Выбрать главу

«Малый, ты где?» — отец постоянно окликает меня, всматриваясь, насколько я похож на него. Я вижу, как шевелится его язык, как он шепчет что-то. Сквозь окна и двери доносятся обрывки разговоров о том, что его болезнь неизлечима. Но кто решится так вот, сходу поверить в это? Я вглядываюсь в изможденное лицо — щеки горят, но отец ничего не видит, его глаза уже потухли. Из них, как из угольных ям, поднимаются дым и гарь. Они окутывают пространство и делают все вокруг неясным. Наверняка он принимает нас за призраков. А сколько доброты, сколько отваги источал этот человек прежде!

Никто не заглядывает в наш дом, опасаясь подхватить заразу. Все торопятся куда-то, лишь бы подальше отсюда, забираются в горы драть лыко с лещины, чтобы потом замочить его в воде и покрыть им конюшни. Потому как дождь постоянно заливает, все кругом гниет, и картина мира безвозвратно разлагается. Если это продолжится, то скоро настанет конец света, случится новый потоп и новое начало. И стоит только кому-то запричитать, как всех охватывает беспомощность и отчаяние.

Не приехали к отцу из Воеводины четыре его брата, которых он постоянно звал в бреду и которые перед войной добровольно переселились на новые земли. Некому зарыдать и разогнать болезнь, полыхающую, словно лесной пожар. И только Шпиро вышагивает перед правлением кооператива и кричит: «Это саботаж! Сейчас, на самом пике действий и пропаганды, когда чуждые силы хотят поработить нас, он себе разлегся!»

Но не хочет он замечать того, как его и любая другая жизнь расходуется понапрасну.

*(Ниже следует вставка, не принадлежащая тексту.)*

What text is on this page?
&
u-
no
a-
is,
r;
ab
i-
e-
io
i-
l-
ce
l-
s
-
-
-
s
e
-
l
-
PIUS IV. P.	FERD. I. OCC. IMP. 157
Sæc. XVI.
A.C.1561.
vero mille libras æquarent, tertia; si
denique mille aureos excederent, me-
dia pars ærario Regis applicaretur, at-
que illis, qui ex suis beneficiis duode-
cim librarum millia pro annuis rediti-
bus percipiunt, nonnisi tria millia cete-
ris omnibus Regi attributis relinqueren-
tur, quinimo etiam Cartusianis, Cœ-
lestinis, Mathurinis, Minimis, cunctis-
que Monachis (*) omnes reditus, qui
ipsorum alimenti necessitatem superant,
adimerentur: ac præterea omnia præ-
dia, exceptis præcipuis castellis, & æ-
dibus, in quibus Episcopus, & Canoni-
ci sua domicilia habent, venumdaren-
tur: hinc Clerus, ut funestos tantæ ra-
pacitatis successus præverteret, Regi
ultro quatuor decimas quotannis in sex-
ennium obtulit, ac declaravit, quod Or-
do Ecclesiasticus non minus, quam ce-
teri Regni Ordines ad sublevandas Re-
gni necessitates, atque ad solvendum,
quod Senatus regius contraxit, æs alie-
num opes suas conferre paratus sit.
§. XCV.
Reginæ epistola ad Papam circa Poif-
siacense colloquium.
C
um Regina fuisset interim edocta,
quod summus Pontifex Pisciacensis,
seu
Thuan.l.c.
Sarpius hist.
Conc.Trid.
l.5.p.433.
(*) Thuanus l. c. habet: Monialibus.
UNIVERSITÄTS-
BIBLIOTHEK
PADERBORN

Вчера, после ужина, внезапно заспешил к нам поп, волоча за собой свою черную пелерину и подметая ею дорожку. Выглядел он взъерошенным, как большая черная птица, оказавшаяся вдруг в окружении диких зверей. Я вижу, как ветер треплет его рясу, забрасывая полы на ветки придорожных кустов, а он стягивает их с колючек и поддергивает повыше. Пес полетел ему вслед, но он от него отобьется, даже взлетит, если потребуется. Словно послал его владыка дать отцу разрешение на уход в иной мир.

Нет Мията, который пришел бы, чтобы жестоко обругать своего родителя, а потом в страхе и раскаянии шлепнуть себя ладонью по губам. Нет и Босильки, которая столько раз просила отца разжечь ей на пасеке трут или навоз, чтобы начать наконец откачку меда. Слишком она любила отцовскую руку, которая не раз ложилась на ее грудь. Нет и Косы, которая все знает о том, что случается не только у нас, но даже и в соседней Италии. Знает, кто в день освобождения Билечи спалил портрет Муссолини, знает, кто с кем разругался, знает, почем мы итальянцам продаем лошадей и ослов, знает, почем этой осенью латиняне будут продавать нам сушеные фиги и вино. Точно так же знает, кто убил короля Александра и что будет в церкви на Страстную пятницу. Знает все вчерашние и завтрашние новости.

Отец ухватился ладонью за дверной косяк, ощупал его — картина столкновения творца со своим творением. Какая-то сила стремится прижать отца к земле, но он поднимается и распрямляется. Словно не опираясь на ноги, словно где-то внутри у него что-то оборвалось и сделало его безумно неуверенным в движениях. За стеной что-то шевелится, будто засада там засела; все вступило в заговор против него, и через мгновение грянут колотушки и колокольца, возвещающие смерть. Так они подадут Углеше знак вытащить краденые, уже пожелтевшие кооперативные доски и приступить к строительству гроба. О Боже, слышит ли хоть кто плачущий детский голос, уже много дней подряд доносящийся из-за дома?

В его шепоте отец превращается то в настоящего героя, то в несколько сомнительную личность: мало кто знает, как он вел себя, когда был украден кооперативный каймак. Но мы-то знаем, что именно он поймал воров, забравшихся в нашу конюшню, знаем, как он противился вырубке леса и продаже извести за границу. «Римляне рубили, турки, австрияки, да и все прочие, кто на нас наседал. А теперь и новая власть рубит и нас гнобит… Не позволю, чтобы землю нашу разоряли, не дам, и все тут!» Оборонял все, что его отец и сам он сотворили.